Évolution belliqueuse des relations entre l’Éthiopie et l’Égypte. L’Égypte va jusqu’à comparer l’Éthiopie à la colonisation israélienne des terres palestiniens.

L’Ethiopie « flirte » avec l’Egypte

Les déclarations officielles venues d’Ethiopie sur la crise du Haut-Barrage avec l’Egypte ont été inhabituellement optimistes et amicales.

Son ministre des Affaires étrangères a annoncé que son gouvernement était déterminé à mener des discussions avec l’Egypte à propos du Haut-Barrage et à trouver une solution de manière à ce que les deux pays en soient bénéficiaires. Son ambassadeur au Caire a annoncé que prochainement aura lieu un rapprochement entre ces deux pays qui partagent une longue histoire. Dans ce même contexte, le directeur du projet a affirmé que son pays n’entreprendrait jamais d’actes qui porteraient atteinte à l’Egypte.

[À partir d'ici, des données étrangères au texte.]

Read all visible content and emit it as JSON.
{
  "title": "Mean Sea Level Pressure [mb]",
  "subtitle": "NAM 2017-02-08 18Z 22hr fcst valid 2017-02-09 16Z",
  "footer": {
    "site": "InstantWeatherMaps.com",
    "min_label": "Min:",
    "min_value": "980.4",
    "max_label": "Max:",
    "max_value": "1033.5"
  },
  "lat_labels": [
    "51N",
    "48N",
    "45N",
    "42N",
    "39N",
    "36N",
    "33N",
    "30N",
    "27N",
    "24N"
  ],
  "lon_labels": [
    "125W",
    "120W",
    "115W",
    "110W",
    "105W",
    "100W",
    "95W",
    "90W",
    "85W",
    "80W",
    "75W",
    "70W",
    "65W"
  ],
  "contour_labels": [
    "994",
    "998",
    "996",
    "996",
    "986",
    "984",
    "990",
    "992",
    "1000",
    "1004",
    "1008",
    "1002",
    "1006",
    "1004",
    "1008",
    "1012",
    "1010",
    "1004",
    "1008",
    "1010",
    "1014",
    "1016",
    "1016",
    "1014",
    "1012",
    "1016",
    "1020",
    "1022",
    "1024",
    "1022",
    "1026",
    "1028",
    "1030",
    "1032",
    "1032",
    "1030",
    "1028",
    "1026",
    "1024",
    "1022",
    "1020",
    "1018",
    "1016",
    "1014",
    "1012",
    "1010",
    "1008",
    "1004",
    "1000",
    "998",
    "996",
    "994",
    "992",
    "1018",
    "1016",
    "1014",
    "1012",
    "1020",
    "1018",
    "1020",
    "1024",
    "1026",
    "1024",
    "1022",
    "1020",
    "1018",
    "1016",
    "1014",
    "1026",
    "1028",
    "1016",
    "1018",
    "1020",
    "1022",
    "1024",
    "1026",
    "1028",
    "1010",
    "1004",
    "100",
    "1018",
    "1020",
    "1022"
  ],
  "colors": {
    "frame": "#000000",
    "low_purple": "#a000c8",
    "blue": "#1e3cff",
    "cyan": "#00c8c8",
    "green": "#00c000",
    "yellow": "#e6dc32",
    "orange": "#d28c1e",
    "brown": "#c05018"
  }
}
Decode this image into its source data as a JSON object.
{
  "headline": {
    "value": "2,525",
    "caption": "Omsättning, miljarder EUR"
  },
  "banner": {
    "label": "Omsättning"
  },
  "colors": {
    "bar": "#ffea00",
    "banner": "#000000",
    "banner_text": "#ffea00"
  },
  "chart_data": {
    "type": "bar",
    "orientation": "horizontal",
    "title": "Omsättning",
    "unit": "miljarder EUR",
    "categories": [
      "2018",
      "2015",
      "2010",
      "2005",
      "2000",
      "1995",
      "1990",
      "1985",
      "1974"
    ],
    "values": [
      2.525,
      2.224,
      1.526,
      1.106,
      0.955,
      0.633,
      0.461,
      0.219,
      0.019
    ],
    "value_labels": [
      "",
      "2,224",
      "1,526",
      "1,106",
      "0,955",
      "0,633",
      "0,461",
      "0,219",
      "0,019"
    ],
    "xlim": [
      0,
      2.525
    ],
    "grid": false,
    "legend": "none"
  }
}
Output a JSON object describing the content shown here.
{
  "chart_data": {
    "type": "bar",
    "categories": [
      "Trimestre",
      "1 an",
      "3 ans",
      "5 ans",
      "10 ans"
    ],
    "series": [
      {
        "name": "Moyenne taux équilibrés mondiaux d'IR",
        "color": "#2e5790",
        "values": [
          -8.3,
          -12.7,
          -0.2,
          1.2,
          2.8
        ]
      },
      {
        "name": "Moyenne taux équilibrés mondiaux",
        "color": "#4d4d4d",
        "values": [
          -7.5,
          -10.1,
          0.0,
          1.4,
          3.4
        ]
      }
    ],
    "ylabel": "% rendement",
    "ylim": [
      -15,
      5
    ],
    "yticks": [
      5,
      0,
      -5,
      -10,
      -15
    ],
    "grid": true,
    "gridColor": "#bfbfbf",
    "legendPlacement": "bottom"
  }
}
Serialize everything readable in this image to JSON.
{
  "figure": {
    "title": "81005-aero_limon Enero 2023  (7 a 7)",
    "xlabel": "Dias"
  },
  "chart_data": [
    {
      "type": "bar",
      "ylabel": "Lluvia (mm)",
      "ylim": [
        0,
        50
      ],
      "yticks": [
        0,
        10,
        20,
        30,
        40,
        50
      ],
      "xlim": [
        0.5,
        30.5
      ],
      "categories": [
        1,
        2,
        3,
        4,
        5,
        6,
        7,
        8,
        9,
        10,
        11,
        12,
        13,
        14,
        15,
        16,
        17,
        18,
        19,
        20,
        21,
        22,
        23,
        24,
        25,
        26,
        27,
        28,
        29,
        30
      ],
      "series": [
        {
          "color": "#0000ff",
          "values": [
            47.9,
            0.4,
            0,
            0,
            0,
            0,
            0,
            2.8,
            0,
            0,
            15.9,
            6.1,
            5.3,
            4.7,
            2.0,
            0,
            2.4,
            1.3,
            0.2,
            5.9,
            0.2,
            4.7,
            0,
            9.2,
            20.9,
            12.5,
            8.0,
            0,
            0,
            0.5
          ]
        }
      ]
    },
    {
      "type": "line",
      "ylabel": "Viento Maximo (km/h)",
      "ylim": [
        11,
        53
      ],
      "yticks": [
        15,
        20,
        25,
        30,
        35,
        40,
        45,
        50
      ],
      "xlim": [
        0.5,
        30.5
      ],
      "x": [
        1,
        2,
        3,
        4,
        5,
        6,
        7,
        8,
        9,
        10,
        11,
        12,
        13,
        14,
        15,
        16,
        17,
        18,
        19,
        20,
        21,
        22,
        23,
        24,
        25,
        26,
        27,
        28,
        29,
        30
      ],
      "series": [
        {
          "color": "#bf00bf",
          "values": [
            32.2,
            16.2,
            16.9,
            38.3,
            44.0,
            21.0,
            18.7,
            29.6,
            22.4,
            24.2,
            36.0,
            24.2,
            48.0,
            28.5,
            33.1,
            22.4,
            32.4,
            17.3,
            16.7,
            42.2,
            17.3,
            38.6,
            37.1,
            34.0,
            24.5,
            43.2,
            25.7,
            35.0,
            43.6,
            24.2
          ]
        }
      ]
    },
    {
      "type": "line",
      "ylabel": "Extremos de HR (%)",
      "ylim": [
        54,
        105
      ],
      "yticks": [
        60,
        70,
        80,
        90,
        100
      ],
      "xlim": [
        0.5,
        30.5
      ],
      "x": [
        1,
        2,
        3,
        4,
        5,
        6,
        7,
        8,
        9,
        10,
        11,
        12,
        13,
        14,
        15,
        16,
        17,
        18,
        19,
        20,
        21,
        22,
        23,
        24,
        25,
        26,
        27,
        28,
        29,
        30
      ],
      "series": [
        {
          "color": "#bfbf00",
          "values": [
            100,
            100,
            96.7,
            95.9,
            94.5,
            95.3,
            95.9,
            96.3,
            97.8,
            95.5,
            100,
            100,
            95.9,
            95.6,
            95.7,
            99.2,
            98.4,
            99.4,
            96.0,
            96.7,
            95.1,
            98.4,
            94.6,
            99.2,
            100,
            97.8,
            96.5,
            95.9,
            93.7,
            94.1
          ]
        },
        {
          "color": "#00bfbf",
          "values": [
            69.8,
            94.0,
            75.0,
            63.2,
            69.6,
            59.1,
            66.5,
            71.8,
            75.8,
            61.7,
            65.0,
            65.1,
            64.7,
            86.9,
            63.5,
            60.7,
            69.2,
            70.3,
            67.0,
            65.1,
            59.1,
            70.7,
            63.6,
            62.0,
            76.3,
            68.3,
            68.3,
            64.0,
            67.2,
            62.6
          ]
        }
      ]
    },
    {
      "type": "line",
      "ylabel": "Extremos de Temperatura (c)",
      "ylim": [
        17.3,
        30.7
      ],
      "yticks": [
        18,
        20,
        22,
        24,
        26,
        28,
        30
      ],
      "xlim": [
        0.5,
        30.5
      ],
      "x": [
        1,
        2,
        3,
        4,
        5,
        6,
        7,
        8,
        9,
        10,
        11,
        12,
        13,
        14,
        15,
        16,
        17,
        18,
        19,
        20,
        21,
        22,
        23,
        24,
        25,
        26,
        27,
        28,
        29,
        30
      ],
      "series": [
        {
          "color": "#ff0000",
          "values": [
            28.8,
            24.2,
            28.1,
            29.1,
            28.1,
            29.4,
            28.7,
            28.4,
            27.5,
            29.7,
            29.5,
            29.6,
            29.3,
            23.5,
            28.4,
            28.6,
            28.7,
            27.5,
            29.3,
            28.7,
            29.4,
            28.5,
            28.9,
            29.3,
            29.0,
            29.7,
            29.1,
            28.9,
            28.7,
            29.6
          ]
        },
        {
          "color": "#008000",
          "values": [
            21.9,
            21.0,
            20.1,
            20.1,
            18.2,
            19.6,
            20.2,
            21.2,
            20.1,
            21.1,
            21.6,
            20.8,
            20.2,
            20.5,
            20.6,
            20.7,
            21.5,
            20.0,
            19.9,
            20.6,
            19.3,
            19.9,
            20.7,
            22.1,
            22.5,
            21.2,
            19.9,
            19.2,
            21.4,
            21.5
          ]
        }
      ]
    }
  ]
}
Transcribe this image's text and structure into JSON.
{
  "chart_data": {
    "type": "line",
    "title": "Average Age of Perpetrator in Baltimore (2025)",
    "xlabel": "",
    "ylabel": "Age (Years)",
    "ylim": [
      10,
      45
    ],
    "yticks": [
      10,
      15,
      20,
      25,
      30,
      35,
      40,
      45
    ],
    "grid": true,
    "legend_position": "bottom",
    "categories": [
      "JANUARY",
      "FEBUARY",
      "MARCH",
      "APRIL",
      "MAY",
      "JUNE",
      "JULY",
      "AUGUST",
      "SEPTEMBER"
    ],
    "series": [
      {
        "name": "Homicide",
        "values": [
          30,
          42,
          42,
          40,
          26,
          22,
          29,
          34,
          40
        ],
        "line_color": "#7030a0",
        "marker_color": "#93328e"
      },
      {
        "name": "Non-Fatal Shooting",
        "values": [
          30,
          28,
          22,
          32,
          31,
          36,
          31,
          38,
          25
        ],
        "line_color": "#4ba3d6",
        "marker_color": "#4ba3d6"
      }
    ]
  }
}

Tout cela a coïncidé avec des rapports exfiltrés selon lesquels un accord tripartite entre l’Egypte, le Soudan et l’Ethiopie était sur le point de voir le jour. Conformément à cet accord, Addis-Abeba se contentera d’exécuter la première phase du projet arrondissant à 4,5 milliards de m2 ses besoins pour la consommation d’énergie. En contrepartie, l’accord prendra en considération les nécessités des deux gouvernements égyptien et soudanais à travers un mécanisme technique qui conviendrait aux trois pays.

Je ne crois pas que ces estimations sont justes, c’est juste une manière d’endormir l’Egypte qui va se redresser et commence à voir les scénarios éventuels qui peuvent lui être utiles dans ce dossier vital pour sa sécurité hydraulique. Voilà l’Egypte en train de regagner sa gloire d’antan et de retrouver son prestige dans son environnement arabe, africain et international. Ce qui s’est d’ailleurs révélé clairement au cours du récent sommet arabe au Koweït.

La duperie éthiopienne ne peut pas passer inaperçue, parce que les mesures de construction vont bon train. Addis-Abeba veut jouer sur le statu quo et le progrès qu’elle a déjà réalisé sur le terrain, parce qu’il sera difficile pour qui que ce soit de saper les progrès déjà effectués, violant pour ainsi dire les principes du droit international et les accords interdisant d’édifier tout projet pouvant éventuellement porter atteinte aux intérêts d’un pays en aval du Nil. Elle emprunte la même voie que son ami sioniste qui édifie les colonies illégitimes dans l’objectif de dévorer la terre palestinienne.

Ni les belles paroles de l’Ethiopie, ni sa ruse ne lui viendront en aide. L’unique solution est les négociations réelles et sincères pour régler une cause qui ne peut supporter de tergiversations ou d’ajournement. Cette étape doit être précédée d’un arrêt total de toutes les opérations de construction du Haut-Barrage. Sinon, tous les scénarios dans le cas de l’Ethiopie seront envisageables.